← Back to team overview

kicad-developers team mailing list archive

Kicad libraries for pcbnew


I've been working on some pcbnew (physical package) libraries for kicad.

It started with me needing some package shapes that are missing
in the kicad libraries, but it quicky turned into an ambition to
create a complete and consistent set of package shapes for the
various component classes (DIP, pinarray, SOIC, QFP, QFN, PLCC,
BGP, chip, ...).

The parts are defined 100% using scripts (perl :-), based
solely on component dimensions and recommended land patters,
gathered from datasheets from various sorces on the web.

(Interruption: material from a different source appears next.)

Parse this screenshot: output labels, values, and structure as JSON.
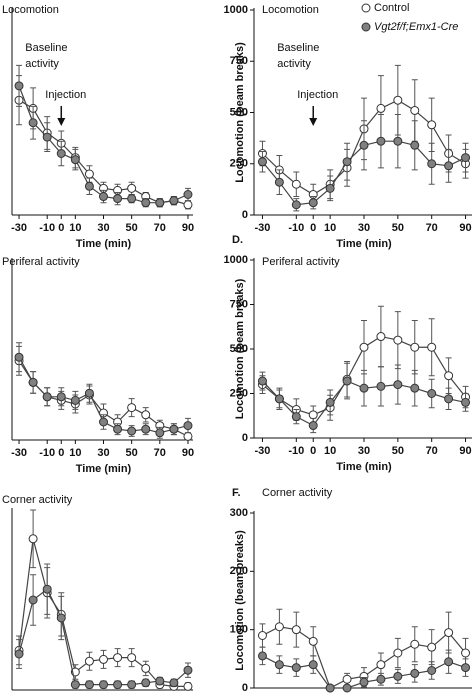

This approach greatly reduces the workload when defining hundreds
of parts, and also reduces the efford of changing something - just
change the code and/or the package dimensions and rerun "make" :-)

Each component consists of four shapes:
The (pads or pins) land pattern (DIL/QUAD/... pattern),
the package outline for the silkscreen, and for the 3D view, there's
a package 3D shape and the (SMD or throughhole) 3D pin shape(s).

The exact size, etc. of these shapes is controlled by the
component class, the package name (in some cases) and size
(# of pins), and of course, all the other package dimensions.

The code to define these four shapes (land pattern, silkscreen
outline, package 3D shape and pin 3D shapes) is pretty simple,
and can in many cases be shared between several package classes.

Also, adding an extra component to a class is pretty simple
- the component only needs a package name and its dimensions,
usually only a single line of text (or in some cases, even less :-)
Oddly or irregularly defined classes, such as TO and SMT will need
a little more code and/or specs per package, but it's still doable.

Dimensions are hierarchically defined, so dimensions that are
identical to all components in a class needs to be defined only once.

The code isn't quite ready for publication yet, but as an example,
here's perl module DIP.pm, that defines the DIP and SDIP packages:


# DIP/SDIP packages
package PCB::DIP; use Carp; @ISA = qw(PCB::Class);

sub setup { my($this,$name) = @_; my($N,$e,$Z) = $this->get(qw(N e Z));
$this->set(A => $e*$N/2, B => ($Z == 300) ? 260 : $Z-$e);
my $ty = ($Z == 300) ? 500 : 750;
$this->inlib(1,$name,'VAL**'); $this->onboard(1,$name,'VAL**');
$this->attr(Po => "0 0 0 15 00000000 00000000 ~~", Li => $name,
Cd => "$name $N $e", Kw => $name, Sc => '00000000',
Ar => "/00000000", Op => 'A A 0'); }

%PART = ('' =>
'unit=mil silk=DIL($A,$Z-$e) pins=DIL body=DIL($A,$B,$H,$h,7,20)'.
'pin3d=DIL(($Z-$B)/2,$H/2+$h,130,$d,$w1,$w2) lw=120',
DIP => 'e=100 Z=300 Pad=630 Dr=203 H=130 h=40 d=20 w1=40 w2=60',
SDIP => 'e= 70 Z=600 Pad=440 Dr=236 H=130 h=40 d=20 w1=30 w2=40');

DIP6M4::Z=400 DIP22M4:Z=400 DIP24M6:::Z=600 DIP28M6:Z=600
DIP32M6:Z=600 DIP36M6:Z=600 DIP40M6:::Z=600 DIP42M6:Z=600
DIP48M6:Z=600 DIP52M6:Z=600 DIP64M7.5:Z=750 DIP64M9:Z=900
SDIP30:Z=400 SDIP42 SDIP52 SDIP56 SDIP64:Z=750);


Originally, I hadn't included the 3D shapes, but the VRML files
used by kicad needs only a very small subset of the VRML
language (only "IndexedFaceSet"s are used :-), so adding
scripted definitions of the 3D shapes was actually pretty easy.

I've "uploaded" my progress so far to

For easy download, the file kicadlibs.tgz
contains a tar archive with all the files.

For each library, there's a pcbnew library (the .mdc and .mod
files) and a sample board (.brd) containing all the components.

For each class, the .dim file contains a table of the dimensions
of all the parts, useful for double-checking, especially of
dimensions that have been calculated (based on other
dimensions, and in some cases, the package name).

The .wrl files with the package 3D shapes are in packages3d/oaa/.

Note: As I said, this is work in progress, so there's lots
of stuff missing, especially in the 3D shapes department,
as the 3D stuff got added recently (about a week ago).

Also, a few of the components aren't quite right, but that'll be
corrected as soon as I get around to double-checking the package
dimensions - this is one of the reasons why I added the .dim files :-)

Some of the 3D shapes are also currently based on incomplete data,
instead using hardcoded "constants", as some of the 3D shape
dimensions haven't been entered yet - I've "cut a few corners"
there (4 now :-), to have something to present to y'all ...


Quidquid latine dictum sit, altum viditur.